= Richard Brooke (antiquary) =

English antiquary (1791–1861)

Richard Brooke (1791–1861), was an English antiquary.

==Biography==

Brooke was born in Liverpool in 1791. His father, also named Richard, was a Cheshire man, who settled in Liverpool early in life, and died there on 15 June
1852, at the age of 91. Brooke practised as a solicitor in Liverpool.

Brooke devoted his leisure time to investigations into the history and antiquities of his county, and into certain branches of natural history. He began this pursuit at a comparatively early age, during visits to his brother, Peter, who resided near Stoke Field. He particularly focused on exploring fields of battle in England, especially those which were the scenes of conflict between the rival houses of York and Lancaster. Brooke's primary research goal was to compare the statements of the historians with such relics as had survived and with the traditions of the neighbourhoods where the respective battles had been fought.

Brookes died in Liverpool on 14 June 1861.

==Publications==

In 1825 he published Observations illustrative of the Accounts given by the Ancient Historical Writers of the Battle of Stoke Field, between King Henry the Seventh and John de la Pole, Earl of Lincoln, in 1487, the last that was fought in the Civil Wars of York and Lancaster; to which are added some interesting particulars of the Illustrious Houses of Plantagenet and Neville (Liverpool, 1825, roy. 8vo).

In later years he carried on his researches, and communicated the result to the Society of Antiquaries, of which he was a member, and to the Liverpool Literary and Philosophical Society, in papers which were subsequently published in a volume in 1857, entitled Visits to Fields of Battle in England in the Fifteenth Century.

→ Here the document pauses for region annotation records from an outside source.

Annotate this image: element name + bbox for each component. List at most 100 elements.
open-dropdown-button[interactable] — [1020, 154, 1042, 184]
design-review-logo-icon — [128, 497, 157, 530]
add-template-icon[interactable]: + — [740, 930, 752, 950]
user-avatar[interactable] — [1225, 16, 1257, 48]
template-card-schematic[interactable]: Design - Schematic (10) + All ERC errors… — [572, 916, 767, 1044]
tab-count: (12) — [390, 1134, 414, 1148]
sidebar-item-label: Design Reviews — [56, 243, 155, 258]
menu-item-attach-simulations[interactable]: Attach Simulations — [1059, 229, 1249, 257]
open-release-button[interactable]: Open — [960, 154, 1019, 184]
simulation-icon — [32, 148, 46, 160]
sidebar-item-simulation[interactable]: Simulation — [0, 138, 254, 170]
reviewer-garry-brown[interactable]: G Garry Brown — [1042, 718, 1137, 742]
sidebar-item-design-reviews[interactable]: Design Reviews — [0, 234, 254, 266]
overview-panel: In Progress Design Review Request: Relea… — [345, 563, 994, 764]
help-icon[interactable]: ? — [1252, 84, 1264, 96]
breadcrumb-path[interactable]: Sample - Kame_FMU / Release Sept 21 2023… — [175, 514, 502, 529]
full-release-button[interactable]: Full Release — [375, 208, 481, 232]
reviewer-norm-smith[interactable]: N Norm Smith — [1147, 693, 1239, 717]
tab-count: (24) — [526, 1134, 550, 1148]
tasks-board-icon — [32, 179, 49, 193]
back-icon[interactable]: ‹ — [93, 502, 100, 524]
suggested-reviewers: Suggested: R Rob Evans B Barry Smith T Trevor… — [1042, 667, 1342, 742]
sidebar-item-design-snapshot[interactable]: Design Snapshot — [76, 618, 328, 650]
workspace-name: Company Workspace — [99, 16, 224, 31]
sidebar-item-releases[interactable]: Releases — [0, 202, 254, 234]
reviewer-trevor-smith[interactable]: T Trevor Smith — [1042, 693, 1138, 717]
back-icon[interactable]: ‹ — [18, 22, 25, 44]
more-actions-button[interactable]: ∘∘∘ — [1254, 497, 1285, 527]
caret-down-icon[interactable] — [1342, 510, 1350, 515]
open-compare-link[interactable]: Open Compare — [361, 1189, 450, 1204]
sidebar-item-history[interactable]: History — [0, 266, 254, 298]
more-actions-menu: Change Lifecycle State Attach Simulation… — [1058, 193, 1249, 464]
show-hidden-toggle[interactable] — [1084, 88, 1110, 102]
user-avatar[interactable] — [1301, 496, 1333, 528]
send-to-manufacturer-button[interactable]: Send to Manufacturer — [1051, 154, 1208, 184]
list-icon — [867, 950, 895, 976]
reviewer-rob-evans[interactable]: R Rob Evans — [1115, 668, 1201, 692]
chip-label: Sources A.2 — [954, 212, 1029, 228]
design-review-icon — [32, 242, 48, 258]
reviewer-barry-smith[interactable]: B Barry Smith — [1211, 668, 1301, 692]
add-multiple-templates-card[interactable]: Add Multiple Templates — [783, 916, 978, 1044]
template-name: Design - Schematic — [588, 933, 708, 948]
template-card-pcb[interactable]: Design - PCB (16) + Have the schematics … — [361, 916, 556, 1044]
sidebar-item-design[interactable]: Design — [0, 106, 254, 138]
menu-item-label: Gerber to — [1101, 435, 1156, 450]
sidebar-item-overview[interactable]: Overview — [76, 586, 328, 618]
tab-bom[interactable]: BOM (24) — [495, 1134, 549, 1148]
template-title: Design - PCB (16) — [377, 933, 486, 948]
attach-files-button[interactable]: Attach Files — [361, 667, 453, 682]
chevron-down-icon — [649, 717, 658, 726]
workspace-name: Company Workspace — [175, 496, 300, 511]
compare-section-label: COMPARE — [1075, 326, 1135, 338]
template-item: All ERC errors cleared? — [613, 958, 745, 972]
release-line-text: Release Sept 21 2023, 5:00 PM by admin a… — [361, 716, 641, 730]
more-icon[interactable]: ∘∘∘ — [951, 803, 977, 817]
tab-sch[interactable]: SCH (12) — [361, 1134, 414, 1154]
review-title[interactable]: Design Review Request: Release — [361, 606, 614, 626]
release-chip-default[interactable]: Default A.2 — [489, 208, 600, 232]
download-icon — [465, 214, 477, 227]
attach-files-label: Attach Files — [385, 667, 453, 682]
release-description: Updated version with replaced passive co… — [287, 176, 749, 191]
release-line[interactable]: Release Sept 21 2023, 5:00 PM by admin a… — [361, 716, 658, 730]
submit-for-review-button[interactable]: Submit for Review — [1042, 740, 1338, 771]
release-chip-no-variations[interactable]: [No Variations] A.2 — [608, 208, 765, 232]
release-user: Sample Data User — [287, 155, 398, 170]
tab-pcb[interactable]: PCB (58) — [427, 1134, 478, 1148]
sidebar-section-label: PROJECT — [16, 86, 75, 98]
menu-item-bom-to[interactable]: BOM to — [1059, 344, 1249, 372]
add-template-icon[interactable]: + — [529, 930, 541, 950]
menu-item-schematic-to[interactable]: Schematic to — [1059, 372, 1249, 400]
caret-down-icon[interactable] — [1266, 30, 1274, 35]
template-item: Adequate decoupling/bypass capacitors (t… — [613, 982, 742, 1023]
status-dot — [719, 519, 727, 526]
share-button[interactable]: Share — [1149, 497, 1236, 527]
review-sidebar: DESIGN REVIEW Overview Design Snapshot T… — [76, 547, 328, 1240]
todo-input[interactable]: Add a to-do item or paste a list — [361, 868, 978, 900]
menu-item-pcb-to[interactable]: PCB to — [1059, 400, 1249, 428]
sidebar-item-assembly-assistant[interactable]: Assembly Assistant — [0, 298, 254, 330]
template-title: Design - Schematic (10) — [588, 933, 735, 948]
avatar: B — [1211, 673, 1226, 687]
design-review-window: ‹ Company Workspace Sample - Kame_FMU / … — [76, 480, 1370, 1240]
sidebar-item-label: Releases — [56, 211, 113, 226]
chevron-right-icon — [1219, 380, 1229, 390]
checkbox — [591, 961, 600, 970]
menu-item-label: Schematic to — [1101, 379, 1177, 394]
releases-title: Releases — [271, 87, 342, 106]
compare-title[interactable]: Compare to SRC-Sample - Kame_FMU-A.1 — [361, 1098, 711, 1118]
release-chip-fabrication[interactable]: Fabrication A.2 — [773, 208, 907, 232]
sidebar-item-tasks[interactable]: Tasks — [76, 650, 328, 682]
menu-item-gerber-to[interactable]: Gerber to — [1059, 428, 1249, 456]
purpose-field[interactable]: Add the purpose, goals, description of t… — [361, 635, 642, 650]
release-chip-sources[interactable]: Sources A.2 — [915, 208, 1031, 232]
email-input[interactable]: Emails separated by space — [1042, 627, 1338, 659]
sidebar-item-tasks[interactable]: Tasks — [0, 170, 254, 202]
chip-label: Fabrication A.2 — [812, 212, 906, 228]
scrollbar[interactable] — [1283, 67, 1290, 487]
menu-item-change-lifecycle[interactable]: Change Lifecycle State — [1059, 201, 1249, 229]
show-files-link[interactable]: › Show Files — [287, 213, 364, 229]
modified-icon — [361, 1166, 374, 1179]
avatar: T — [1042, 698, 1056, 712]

To which are added some Miscellaneous Tracts and Papers upon Archæological Subjects (8vo). The battlefields described are Shrewsbury, Blore Heath, Northampton, Wakefield, Mortimer's Cross, Towton, Tewkesbury, Bosworth, Stoke, Evesham, and Barnet.

The additional papers published in that volume are:
- On the Use of Firearms by the English in the 15th Century.
- The Family of Wyche, or De la Wyche, in Cheshire.
- Wilmslow Church in Cheshire.
- Handford Hall and Cheadle Church in Cheshire.
- The Office of Keeper of the Royal Menagerie in the Reign of Edward IV.
- The Period of the Extinction of Wolves in England.

The following, in addition to some of those named above, are printed in the Proceedings of the Liverpool Literary and Philosophical Society:
- Upon the extraordinary and abrupt Changes of Fortune of Jasper, earl of Pembroke, vol. x.
- Life of Richard Neville, the Great Earl of Warwick and Salisbury, called the King Maker, xii.
- Life and Character of Margaret of Anjou, xiii.
- Visit to Fotheringay Church and Castle, xiii.
- Migration of the Swallow, xiii.
- On the Elephants used in War by the Carthaginians, xiv.
- On the Common or Fallow Deer of Great Britain, xiv.

In the Transactions of the Historic Society of Lancashire and Cheshire he published Observations on the Inscription of the Common Seal of Liverpool (i. 76), besides the three Cheshire papers reprinted in the volume of visits.

In 1853, he published Liverpool as it was during the Last Quarter of the Eighteenth Century, 1775 to 1800 (Liverpool, roy. 8vo, pp. 558). Much of the information in it came from Brooke's father.